Fitzgerald set the book in two very distinct locations. The valley of ashes is where the working class lives. It’s the location of the industrial city, filled with factories and thick, black smoke. All its descriptions are grim, calling it a place “where ashes grow like wheat into ridges and hills and grotesque gardens.” The only images we get are those of darkness; “grey cars” and “powdery air.” On the other hand, a glimpse into the homes of the wealthy elite on West and East Egg will show you extravagant mansions, beautiful gardens, and clean air. This stark contrast to the valley of ashes is Fitzgerald’s way of showing the true evil of capitalist domination. Only the rich can indulge in parties and drive around in fancy cars, while the poor are stuck in factories and at gas stations performing long hours of manual labor.
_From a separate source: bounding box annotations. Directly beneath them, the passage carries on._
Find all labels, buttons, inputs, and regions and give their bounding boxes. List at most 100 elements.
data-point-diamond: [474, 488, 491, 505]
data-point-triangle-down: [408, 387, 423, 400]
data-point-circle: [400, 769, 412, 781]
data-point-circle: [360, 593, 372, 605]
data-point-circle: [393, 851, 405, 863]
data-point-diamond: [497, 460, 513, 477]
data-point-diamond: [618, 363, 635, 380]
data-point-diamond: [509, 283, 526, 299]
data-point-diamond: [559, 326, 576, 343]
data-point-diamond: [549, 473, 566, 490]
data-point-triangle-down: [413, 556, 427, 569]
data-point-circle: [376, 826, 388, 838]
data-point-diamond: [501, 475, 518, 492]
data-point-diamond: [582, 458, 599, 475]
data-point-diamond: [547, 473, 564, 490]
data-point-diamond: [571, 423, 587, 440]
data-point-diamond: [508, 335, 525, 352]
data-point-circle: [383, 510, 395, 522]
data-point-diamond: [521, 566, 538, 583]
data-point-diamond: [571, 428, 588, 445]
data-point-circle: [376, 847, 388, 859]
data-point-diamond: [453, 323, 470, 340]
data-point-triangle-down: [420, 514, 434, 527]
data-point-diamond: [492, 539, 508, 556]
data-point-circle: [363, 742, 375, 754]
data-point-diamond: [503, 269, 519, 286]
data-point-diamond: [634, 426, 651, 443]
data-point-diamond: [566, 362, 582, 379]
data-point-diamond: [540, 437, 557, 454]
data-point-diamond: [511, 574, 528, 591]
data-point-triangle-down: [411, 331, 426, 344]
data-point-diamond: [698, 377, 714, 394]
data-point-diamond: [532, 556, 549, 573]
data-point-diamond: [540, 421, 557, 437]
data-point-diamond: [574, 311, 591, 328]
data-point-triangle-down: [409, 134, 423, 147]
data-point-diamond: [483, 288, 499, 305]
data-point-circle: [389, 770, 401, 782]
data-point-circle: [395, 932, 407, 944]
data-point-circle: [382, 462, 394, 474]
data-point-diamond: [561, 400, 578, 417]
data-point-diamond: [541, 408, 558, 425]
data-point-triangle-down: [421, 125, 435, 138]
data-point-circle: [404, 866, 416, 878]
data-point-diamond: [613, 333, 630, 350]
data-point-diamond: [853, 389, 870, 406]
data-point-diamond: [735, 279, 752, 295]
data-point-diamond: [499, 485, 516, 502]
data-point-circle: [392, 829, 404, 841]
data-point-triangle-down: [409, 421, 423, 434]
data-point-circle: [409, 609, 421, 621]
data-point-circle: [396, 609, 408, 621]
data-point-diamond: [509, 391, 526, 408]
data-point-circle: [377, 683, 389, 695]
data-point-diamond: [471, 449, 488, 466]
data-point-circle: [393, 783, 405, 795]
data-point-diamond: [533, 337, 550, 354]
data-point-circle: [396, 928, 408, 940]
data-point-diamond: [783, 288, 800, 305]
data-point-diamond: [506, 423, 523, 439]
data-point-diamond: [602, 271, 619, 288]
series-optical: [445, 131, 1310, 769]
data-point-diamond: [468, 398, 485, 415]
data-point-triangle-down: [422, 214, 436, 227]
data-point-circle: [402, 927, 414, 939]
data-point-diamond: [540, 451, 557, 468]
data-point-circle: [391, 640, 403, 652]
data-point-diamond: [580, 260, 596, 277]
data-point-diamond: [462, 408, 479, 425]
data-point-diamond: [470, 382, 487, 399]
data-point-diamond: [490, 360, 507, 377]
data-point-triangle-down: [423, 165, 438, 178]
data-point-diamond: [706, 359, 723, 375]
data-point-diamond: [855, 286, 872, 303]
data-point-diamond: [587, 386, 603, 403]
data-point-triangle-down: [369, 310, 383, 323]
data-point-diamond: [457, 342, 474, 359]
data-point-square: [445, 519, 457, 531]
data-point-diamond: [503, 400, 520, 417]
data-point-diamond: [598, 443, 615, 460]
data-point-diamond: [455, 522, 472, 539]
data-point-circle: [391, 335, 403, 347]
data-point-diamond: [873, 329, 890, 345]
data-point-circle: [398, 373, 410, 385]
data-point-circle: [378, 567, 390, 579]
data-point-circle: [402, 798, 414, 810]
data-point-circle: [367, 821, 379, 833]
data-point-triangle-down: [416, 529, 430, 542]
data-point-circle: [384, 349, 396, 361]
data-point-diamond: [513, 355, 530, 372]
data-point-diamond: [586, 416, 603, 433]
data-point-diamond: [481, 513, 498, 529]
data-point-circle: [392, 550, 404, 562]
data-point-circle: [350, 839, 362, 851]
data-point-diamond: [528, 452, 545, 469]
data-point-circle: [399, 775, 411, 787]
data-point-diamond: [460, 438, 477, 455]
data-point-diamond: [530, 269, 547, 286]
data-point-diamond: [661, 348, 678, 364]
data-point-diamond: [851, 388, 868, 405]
The only sign of hope to resist such structures of capitalism is T.J. Eckleberg, the eyes that watch over the valley of ashes. These God-like eyes watch over the land, showing that even though the working class may not have the same comforts that the elite enjoy, they will always have the comfort of God.
The novel also uses a sharp contrast of characterization to show the oppression of capitalism. A particularly obvious example of this is the difference between George Wilson and Tom Buchanan. Both men are in a struggle for the same woman, and the novel shows us that money always has the power to win out in the end. Myrtle, Wilson’s wife, is tired of her poverty stricken life. She tries to emerge from her class and become one of the elites through cheating. She is tempted with delusions of grandeur at the first sight of Tom’s clothing. The first thing Myrtle observes when seeing Tom is his “dress suit and patent leather shoes.” Before she knew money, she didn’t believe in her new philosophy: “You can’t live forever.” George Wilson’s characterization as one of the only honest men in the novel represents the demise of even the most moral poor. Tom Buchanan is a man of no morals; a man of little honesty who cheats on his wife. Despite being moral, Wilson’s lack of money results in his ultimate demise. Tom’s money returns him to his extravagant mansion while Wilson’s lack thereof pushes him to commit suicide.
Moods fluctuate at various points in the novel. When in the valley of ashes or around working class people, the mood always tends to be negative. Only when the rich enter the valley of ashes is color brought into the world of the working class. Myrtle’s upbeat attitude only exists because of her desire to leave George and his impoverished lifestyle. Fitzgerald changes mood like this to show us that people view money as a form of happiness. Only those who can see the true evils of hierarchical class structures can see that money may bring happiness to some, but only at the expense of many. The deaths of Gatsby and Myrtle at the end of the novel show how fake aspirations of wealth in society go wrong because of money’s ability to corrupt. Attempting to ascend the ladder of classes in a capitalist society will only result in bad things.